The Morning Advertiser’s 2020 story did not have space for these kinds of details, or for a sense of the wider context that identified pubs as a particular threat to public health, different to some kinds of public places but similar to others. That’s entirely reasonable – the paper and its readers had much more pressing issues to cope with.
But what this story did show was a more nuanced sense of pub history than the usual myth of the British boozer as a timeless icon. Here were brewers and publicans talking about earlier threats to pubs, at a time when the twenty-first-century version was facing a significant challenge, with more nuance than you would find in many political discussions of the value and role of the pub. For example, Tom McMullen, director of McMullen’s, suggested that the government took “a rather relaxed approach to the flu” in 1919, though again I woud say that was because it was already as tightly controlled as any other place of entertainment would be. Pubs remained open, but for two short periods each day. He also noted, though, that the firm’s profits rose by 47% in the financial year ending September 1919, despite an estimated death toll of 136,000 people from the influenza pandemic in England and Wales between October 1918 and March 1919. Mr McMullen acknowledged that this “material recovery” “probably disguised the impact of the flu.” That’s a perceptive reading of the firm’s records. Robert Duncan’s study of pubs and drinking in World War I (Pubs and Patriots: The Drink Crisis in Britain during World War One, Liverpool University Press, 2013) concludes that many brewers had a ‘good war’ financially, despite the strict regulations and reduced supply of beer.

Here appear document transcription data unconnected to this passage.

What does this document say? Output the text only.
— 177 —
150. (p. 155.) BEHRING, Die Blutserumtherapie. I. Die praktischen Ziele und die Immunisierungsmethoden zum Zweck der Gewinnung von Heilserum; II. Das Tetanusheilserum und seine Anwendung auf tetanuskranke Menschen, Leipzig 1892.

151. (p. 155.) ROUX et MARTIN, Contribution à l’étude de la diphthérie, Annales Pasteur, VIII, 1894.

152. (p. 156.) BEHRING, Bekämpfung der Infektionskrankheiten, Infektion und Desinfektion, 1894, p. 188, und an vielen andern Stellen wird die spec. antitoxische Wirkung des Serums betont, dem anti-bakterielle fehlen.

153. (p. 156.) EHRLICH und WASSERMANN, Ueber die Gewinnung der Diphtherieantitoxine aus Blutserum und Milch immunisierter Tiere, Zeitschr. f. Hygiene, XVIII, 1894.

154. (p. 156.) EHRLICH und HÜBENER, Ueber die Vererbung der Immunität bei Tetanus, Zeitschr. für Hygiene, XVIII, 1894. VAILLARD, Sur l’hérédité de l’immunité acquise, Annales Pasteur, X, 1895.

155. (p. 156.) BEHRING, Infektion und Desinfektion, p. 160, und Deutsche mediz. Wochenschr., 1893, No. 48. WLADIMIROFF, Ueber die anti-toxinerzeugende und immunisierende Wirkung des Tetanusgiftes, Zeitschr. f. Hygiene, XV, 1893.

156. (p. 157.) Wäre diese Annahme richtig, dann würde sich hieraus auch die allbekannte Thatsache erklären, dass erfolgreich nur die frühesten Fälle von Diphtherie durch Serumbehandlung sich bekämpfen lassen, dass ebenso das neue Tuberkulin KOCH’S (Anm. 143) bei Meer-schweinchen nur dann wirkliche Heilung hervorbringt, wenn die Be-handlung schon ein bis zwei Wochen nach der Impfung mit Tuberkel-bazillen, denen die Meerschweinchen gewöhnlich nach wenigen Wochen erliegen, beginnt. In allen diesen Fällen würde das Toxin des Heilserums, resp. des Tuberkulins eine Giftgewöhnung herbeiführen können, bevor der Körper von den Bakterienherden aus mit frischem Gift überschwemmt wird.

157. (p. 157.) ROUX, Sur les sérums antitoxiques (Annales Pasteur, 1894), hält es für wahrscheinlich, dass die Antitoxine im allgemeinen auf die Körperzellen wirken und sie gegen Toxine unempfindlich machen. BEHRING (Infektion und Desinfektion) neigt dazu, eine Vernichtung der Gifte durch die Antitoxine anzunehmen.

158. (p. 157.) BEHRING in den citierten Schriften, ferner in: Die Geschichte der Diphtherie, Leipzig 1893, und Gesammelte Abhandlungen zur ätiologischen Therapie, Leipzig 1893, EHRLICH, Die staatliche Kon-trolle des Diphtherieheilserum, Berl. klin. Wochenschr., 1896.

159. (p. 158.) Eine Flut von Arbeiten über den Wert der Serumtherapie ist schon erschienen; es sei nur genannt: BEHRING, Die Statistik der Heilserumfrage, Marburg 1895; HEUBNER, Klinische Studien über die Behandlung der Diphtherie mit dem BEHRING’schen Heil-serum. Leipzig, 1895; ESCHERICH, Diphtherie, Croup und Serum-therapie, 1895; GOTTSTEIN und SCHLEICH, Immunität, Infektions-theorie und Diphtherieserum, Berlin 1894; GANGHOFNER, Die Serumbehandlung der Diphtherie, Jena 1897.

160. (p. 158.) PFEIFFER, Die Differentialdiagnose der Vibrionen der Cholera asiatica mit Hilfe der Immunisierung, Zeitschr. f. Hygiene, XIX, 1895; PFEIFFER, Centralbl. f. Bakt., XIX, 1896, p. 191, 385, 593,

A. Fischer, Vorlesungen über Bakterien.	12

Not only is that a very different outcome to the coronavirus pandemic, but it complicates the idea that the pub is simply timeless, an idea that ignores the role of the state, economic conditions, the actions of groups and individuals, and much more. These popular histories also extend a sense of continuity into the future. Anthony Woodhouse, of Hall and Woodhouse, connected the firm’s culture of “all being in it together” in wartime with its support for its tenants in 2022, cancelling rent and suspending loan repayments. Woodhouse made a similar comment when the firm returned to profitablity last year. His sense of the firm’s history seems to inform contemporary decisions as well as a sense of the future. Similarly Tom McMullen returned to the firm’s archives to learn from the conservative business strategy that had helped the firm survive earlier crises, noting that “people will remember how we acted during this time.”
I think it’s really interesting that these firms have referred back to their own histories to generate that sense of permanence and resilience. Of course these are both family firms, with their own archives and perhaps a stronger sense of paternalism in their dealings with tenants and other staff. Similarly, I don’t know to what extent these reflections have been prompted by the historically-minded stories run by the Morning Advertiser during lockdown, but that might well have helped. The paper continued in this reflective vein in an excellent article on the paper’s coverage of the disruption caused by the World Wars by journalist and pub historian Phil Mellows, published the following day (May 6th 2020), and Stuart Stone contributed an interesting piece on the links between medicine and the pub on the 7th, drawing on online records. It’s a really welcome stimulus for reflections on pub pasts, and one that perhaps deserves more attention from drink historians.